Ahmadi Roshan, 32, and his bodyguard/driver were killed after a man on the back of a motorbike sped up to their car, stuck in rush-hour traffic, and slapped a magnetic bomb onto it that directed a deadly blast inside the vehicle. A third occupant in the Peugeot 405 was wounded.
The attack was similar to four others in Tehran over the past two years targeting Iranian scientists. Three succeeded. In one of them though, the scientist -- who now heads the country's atomic energy organisation -- escaped just in time.
Ahmadi Roshan was to be buried on Friday, after traditional weekly Muslim prayers.
Iranian Vice President Mohammad Reza Rahimi, the foreign ministry, lawmakers and the powerful Revolutionary Guards all blamed Israel and the United States for the attack.

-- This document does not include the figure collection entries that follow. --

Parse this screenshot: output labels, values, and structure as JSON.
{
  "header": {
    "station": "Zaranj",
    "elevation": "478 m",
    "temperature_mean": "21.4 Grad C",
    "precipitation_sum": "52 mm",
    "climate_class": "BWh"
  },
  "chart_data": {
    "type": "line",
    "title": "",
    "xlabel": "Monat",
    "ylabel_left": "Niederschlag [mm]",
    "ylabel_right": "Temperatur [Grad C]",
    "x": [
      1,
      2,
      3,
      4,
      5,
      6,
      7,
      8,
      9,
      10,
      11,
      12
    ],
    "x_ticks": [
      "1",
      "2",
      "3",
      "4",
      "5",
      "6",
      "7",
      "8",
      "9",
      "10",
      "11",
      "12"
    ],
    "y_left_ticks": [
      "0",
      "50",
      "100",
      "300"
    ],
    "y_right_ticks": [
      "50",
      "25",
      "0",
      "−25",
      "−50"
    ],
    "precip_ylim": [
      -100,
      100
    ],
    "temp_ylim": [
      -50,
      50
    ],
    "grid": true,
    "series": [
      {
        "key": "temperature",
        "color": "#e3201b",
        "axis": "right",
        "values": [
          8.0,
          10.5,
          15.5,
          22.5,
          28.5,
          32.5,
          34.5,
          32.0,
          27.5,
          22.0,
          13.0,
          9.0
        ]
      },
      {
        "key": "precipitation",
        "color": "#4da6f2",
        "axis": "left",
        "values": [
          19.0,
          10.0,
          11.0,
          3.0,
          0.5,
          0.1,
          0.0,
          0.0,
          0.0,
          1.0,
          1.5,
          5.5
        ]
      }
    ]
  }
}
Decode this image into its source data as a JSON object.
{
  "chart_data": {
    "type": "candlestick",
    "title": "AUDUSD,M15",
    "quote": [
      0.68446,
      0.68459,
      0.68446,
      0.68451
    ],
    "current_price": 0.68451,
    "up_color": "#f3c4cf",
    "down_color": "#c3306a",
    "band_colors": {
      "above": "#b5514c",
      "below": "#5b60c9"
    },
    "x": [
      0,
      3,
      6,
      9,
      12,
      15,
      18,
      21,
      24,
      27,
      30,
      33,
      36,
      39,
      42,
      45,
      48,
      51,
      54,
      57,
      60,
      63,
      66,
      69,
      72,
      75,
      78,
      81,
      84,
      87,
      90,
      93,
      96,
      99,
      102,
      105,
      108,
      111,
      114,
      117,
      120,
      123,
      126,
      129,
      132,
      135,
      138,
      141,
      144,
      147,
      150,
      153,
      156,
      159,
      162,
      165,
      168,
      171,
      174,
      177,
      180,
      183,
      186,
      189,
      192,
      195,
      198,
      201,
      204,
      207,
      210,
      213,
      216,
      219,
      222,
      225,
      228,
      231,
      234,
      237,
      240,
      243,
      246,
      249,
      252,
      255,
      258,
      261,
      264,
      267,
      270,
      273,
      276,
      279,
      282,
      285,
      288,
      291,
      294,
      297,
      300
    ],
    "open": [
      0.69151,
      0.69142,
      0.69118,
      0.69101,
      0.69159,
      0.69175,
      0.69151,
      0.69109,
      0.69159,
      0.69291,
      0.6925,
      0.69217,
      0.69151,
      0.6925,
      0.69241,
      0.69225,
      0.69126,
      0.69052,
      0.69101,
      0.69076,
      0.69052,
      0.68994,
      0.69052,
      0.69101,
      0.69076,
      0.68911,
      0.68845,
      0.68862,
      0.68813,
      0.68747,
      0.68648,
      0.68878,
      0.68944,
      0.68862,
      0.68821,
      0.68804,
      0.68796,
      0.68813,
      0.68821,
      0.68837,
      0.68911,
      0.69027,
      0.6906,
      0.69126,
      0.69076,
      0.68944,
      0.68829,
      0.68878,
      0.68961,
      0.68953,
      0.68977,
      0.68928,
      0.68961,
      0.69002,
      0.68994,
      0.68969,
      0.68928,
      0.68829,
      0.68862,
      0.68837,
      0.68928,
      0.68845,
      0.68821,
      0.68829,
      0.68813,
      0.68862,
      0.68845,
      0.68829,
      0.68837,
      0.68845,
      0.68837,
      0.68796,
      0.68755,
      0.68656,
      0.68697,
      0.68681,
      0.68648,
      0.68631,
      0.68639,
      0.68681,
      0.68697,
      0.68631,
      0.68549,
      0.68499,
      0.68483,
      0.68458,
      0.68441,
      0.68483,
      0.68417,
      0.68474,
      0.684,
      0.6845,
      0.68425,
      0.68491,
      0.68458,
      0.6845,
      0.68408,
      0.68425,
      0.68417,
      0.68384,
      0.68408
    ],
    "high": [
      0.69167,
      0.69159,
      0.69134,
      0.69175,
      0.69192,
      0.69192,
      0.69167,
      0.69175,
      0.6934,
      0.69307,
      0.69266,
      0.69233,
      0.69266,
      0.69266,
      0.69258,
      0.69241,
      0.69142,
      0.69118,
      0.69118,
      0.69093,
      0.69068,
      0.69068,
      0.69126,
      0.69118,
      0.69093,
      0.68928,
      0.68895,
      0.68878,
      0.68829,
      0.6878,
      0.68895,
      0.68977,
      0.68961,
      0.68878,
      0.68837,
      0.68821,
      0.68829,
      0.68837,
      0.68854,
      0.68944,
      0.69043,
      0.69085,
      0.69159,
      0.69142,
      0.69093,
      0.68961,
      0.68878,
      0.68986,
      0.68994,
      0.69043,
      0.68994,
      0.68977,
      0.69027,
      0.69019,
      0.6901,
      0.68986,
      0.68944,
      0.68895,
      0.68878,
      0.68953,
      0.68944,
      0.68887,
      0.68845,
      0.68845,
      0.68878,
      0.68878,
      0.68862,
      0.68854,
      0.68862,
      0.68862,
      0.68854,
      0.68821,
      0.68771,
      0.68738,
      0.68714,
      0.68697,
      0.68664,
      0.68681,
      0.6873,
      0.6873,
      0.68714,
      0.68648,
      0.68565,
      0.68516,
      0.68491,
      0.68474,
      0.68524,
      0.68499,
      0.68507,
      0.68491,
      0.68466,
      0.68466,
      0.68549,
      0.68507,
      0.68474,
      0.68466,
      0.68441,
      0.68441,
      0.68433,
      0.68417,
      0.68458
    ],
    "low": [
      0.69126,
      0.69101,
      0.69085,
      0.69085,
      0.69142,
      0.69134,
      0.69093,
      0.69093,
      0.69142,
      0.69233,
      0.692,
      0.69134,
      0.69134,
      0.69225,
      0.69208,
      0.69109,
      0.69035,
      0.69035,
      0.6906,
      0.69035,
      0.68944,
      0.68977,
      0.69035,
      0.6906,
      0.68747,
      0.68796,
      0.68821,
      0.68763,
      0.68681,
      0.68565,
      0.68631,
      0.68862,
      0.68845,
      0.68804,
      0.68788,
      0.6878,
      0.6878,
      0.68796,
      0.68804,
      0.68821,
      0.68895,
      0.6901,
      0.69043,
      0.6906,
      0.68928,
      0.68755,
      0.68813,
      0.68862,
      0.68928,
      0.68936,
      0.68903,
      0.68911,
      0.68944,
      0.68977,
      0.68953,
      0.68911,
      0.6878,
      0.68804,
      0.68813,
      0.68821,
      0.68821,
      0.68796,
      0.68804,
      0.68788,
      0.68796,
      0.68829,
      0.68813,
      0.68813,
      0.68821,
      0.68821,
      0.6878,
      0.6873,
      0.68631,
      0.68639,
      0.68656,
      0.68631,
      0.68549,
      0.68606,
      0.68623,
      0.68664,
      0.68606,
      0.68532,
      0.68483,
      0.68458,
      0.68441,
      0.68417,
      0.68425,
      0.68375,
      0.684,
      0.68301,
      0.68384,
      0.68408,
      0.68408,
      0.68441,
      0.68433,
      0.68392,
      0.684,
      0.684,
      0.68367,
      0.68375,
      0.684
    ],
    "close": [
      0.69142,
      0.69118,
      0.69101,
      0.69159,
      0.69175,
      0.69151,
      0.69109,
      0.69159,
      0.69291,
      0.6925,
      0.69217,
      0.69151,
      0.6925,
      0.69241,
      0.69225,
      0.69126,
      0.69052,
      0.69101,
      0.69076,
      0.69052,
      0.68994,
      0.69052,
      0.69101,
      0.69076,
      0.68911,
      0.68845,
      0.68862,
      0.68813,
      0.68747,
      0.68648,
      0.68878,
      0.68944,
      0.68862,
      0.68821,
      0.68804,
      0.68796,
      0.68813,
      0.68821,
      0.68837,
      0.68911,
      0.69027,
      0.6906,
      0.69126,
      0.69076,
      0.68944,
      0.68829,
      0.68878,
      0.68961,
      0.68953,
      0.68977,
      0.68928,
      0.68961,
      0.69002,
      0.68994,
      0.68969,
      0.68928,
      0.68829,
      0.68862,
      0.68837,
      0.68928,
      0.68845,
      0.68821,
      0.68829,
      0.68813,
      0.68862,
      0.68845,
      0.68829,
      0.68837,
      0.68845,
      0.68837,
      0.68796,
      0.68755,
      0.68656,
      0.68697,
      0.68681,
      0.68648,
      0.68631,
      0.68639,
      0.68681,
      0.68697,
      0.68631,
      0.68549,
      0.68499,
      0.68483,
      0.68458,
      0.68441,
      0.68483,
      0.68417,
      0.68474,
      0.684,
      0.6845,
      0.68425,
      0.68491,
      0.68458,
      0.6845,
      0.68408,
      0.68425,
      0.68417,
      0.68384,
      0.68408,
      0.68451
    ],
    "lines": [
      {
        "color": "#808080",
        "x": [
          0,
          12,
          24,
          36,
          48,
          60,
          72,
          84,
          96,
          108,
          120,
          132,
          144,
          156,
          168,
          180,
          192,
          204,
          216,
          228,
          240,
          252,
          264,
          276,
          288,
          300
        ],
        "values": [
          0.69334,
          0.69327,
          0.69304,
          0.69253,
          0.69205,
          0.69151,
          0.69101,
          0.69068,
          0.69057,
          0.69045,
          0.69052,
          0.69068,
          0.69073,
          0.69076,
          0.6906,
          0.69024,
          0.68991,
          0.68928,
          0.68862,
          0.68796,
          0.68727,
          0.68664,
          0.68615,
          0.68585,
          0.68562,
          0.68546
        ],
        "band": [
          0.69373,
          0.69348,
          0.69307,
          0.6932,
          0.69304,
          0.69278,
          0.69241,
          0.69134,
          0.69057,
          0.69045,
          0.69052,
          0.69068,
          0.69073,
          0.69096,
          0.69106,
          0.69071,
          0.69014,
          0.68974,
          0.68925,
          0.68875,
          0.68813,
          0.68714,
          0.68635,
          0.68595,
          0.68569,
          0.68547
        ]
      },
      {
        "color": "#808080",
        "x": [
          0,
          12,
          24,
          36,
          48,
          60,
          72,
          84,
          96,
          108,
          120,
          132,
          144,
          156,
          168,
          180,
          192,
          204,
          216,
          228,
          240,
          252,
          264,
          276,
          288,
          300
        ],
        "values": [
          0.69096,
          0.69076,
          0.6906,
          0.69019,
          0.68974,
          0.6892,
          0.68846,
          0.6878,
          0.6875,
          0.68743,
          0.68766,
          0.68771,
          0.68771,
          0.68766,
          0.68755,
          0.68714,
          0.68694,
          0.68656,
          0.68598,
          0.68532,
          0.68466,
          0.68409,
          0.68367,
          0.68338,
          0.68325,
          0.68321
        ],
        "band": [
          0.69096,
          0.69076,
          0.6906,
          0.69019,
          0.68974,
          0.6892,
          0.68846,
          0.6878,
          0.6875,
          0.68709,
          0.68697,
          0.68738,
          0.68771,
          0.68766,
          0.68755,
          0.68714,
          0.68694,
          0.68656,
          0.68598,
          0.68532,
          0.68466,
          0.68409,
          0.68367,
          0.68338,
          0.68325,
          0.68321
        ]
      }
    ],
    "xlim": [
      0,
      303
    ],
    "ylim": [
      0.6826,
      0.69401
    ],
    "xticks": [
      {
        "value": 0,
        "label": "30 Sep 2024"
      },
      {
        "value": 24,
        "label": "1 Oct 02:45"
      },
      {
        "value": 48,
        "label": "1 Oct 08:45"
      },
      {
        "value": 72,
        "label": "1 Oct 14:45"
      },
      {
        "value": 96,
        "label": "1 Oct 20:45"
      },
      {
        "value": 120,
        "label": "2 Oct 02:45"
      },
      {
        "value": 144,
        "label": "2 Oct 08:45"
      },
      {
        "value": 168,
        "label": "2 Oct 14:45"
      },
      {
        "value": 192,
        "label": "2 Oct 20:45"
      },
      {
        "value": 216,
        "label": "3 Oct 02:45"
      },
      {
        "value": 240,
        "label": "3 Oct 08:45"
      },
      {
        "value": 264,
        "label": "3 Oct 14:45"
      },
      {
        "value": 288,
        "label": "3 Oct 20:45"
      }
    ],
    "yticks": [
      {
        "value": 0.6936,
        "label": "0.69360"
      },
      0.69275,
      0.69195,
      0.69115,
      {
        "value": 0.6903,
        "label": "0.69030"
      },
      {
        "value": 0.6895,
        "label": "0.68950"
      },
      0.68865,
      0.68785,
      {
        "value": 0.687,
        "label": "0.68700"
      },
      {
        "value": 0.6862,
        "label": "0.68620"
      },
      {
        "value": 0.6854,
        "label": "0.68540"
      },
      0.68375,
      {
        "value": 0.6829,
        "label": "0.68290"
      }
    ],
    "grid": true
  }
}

Russian Security Council secretary Nikolai Patrushev warned in an interview in the daily Kommersant after the killing that military escalation over Iran was likely and that "Israel is pushing the Americans towards it."
"There is a real danger of a US military strike on Iran," he said.
US-Iran tensions are already fraught following an Iranian court's death sentence this week on an American-Iranian former Marine it found guilty of spying for the CIA, and Iran's capture last month of what it said was a CIA drone.
The Guards have announced new naval manoeuvres in the Strait of Hormuz in the Gulf within the next few weeks, underlining Iran's threat to close the narrow channel -- a chokepoint for a fifth of the world's oil -- in the event of an attack or heavy sanctions.
Washington has responded by warning that closing the strait would be a "red line" Iran should not cross. It has sent a second aircraft carrier to waters just outside the Gulf, and a third was on its way.